The podcast is just one of the ways the center is celebrating its 25-year anniversary. Hosted by CJP executive assistant and anniversary celebration committee chair Patience Kamau MA ‘17, the 10-episode series features faculty and staff members reflecting on the history of CJP and their own peacebuilding work. A new episode drops every other week on the Peacebuilder website.
One of Zehr’s formative experiences as a young adult was attending Morehouse College, a historically black men’s college in Atlanta. He was confronted with being part of a “minority” as one of the few white students in attendance.
“People just didn’t read me the way I was used to being read. My body language, what I said was interpreted totally different[ly],” Zehr recalls. “It was a profound experience and not an easy one.”
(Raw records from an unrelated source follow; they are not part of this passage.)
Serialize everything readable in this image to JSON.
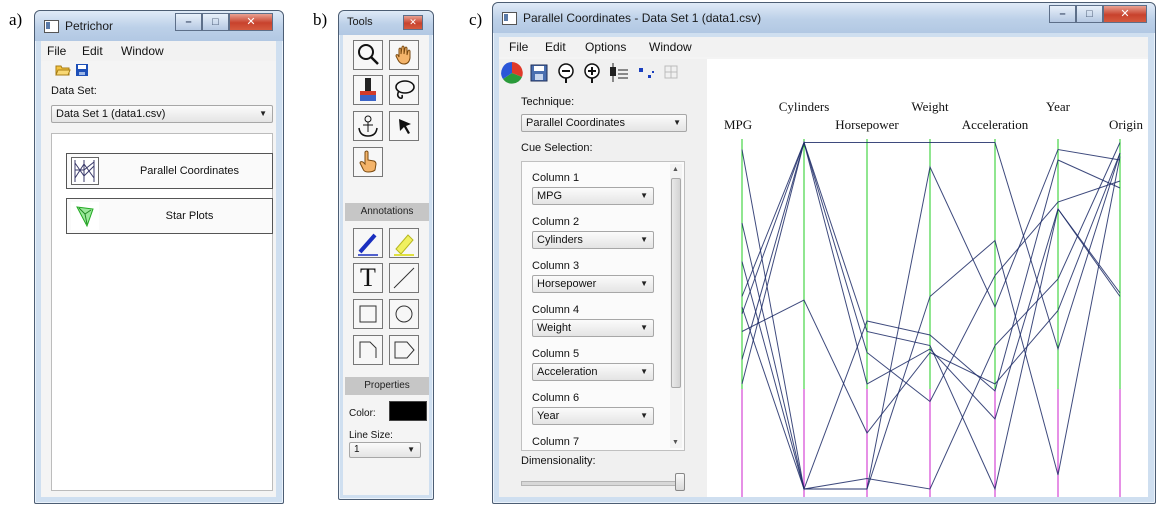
{
  "panel_labels": [
    "a)",
    "b)",
    "c)"
  ],
  "colors": {
    "axis_green": "#22cc22",
    "axis_magenta": "#cc22cc",
    "line_navy": "#1c2a66",
    "annotation_color": "#000000"
  },
  "petrichor": {
    "title": "Petrichor",
    "menu": [
      "File",
      "Edit",
      "Window"
    ],
    "toolbar_icons": [
      "open-folder-icon",
      "save-disk-icon"
    ],
    "dataset_label": "Data Set:",
    "dataset_value": "Data Set 1 (data1.csv)",
    "techniques": [
      {
        "label": "Parallel Coordinates",
        "icon": "parallel-coordinates-icon"
      },
      {
        "label": "Star Plots",
        "icon": "star-plot-icon"
      }
    ]
  },
  "tools": {
    "title": "Tools",
    "tool_icons": [
      "magnifier-icon",
      "hand-pan-icon",
      "brush-icon",
      "lasso-icon",
      "anchor-icon",
      "arrow-pointer-icon",
      "pointer-hand-icon"
    ],
    "annotations_header": "Annotations",
    "annotation_icons": [
      "pen-icon",
      "highlighter-icon",
      "text-icon",
      "line-icon",
      "rectangle-icon",
      "circle-icon",
      "corner-icon",
      "tag-shape-icon"
    ],
    "text_tool_glyph": "T",
    "properties_header": "Properties",
    "color_label": "Color:",
    "line_size_label": "Line Size:",
    "line_size_value": "1"
  },
  "pc_window": {
    "title": "Parallel Coordinates - Data Set 1 (data1.csv)",
    "menu": [
      "File",
      "Edit",
      "Options",
      "Window"
    ],
    "toolbar_icons": [
      "color-wheel-icon",
      "save-disk-icon",
      "filter-icon",
      "add-filter-icon",
      "axis-adjust-icon",
      "scatter-points-icon",
      "grid-icon"
    ],
    "technique_label": "Technique:",
    "technique_value": "Parallel Coordinates",
    "cue_label": "Cue Selection:",
    "columns": [
      {
        "label": "Column 1",
        "value": "MPG"
      },
      {
        "label": "Column 2",
        "value": "Cylinders"
      },
      {
        "label": "Column 3",
        "value": "Horsepower"
      },
      {
        "label": "Column 4",
        "value": "Weight"
      },
      {
        "label": "Column 5",
        "value": "Acceleration"
      },
      {
        "label": "Column 6",
        "value": "Year"
      },
      {
        "label": "Column 7",
        "value": ""
      }
    ],
    "dimensionality_label": "Dimensionality:",
    "dimensionality_level": 1.0
  },
  "chart_data": {
    "type": "parallel-coordinates",
    "axes": [
      "MPG",
      "Cylinders",
      "Horsepower",
      "Weight",
      "Acceleration",
      "Year",
      "Origin"
    ],
    "value_scale": "normalized 0 (bottom) to 1 (top) per axis",
    "records": [
      [
        0.97,
        0.0,
        0.0,
        0.92,
        0.52,
        0.97,
        0.94
      ],
      [
        0.55,
        0.99,
        0.45,
        0.41,
        0.0,
        0.8,
        0.56
      ],
      [
        0.45,
        0.54,
        0.16,
        0.39,
        0.3,
        0.51,
        0.96
      ],
      [
        0.37,
        0.99,
        0.99,
        0.99,
        0.99,
        0.4,
        0.96
      ],
      [
        0.5,
        0.99,
        0.3,
        0.4,
        0.2,
        0.8,
        0.55
      ],
      [
        0.65,
        0.0,
        0.03,
        0.0,
        0.41,
        0.6,
        0.99
      ],
      [
        0.52,
        0.0,
        0.0,
        0.55,
        0.71,
        0.04,
        0.95
      ],
      [
        0.76,
        0.0,
        0.48,
        0.44,
        0.28,
        0.94,
        0.86
      ],
      [
        0.3,
        0.99,
        0.39,
        0.25,
        0.61,
        0.82,
        0.88
      ]
    ]
  }
}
It was in the 1970s, while teaching at another historically black institution, Talladega College in Alabama, when Zehr started working with the criminal justice system. He provided support to prisoners and trained student research teams “to help defense attorneys pick juries in really highly politicized cases: death penalty, prison riots, police brutality.”
In 1985, Zehr published the booklet Retributive Justice, Restorative Justice, followed by Changing Lenses in 1990, a seminal work in Zehr’s own career and the field at large. He joined CJP in 1996, at the urging of Professor Ray Gingerich and Director Vernon Jantzi.
“My self concept is basically a journalist of justice,” Zehr says – communication and networking are foundational to his work. The whole reason he launched the Little Books of Justice and Peacebuilding series was to make the core concepts of CJP accessible to a wider audience.
Zehr pitched the first title, The Little Book of Restorative Justice, to his publisher saying, “I want it to cost about the same as a Big Mac dinner.” Over 100,000 copies of the book have now been sold in a variety of languages.
What does he celebrate most about CJP? “We’re still, as far as I know, the only academic program with a practice, a reflective practitioner value-based kind of approach. Which is what we set out to be.”
Looking forward another 25 years, Zehr says he likes where he sees the next generation going.
“That’s partly why I’m staying out of it,” he says. “A lot of them have a much wider vision about applications – to historical harms, to social injustices – but I don’t want us to lose also some of our focus on things like bringing those who are harmed and those who caused harm in the context of a criminal system together as well … I hope we can hold those things together.”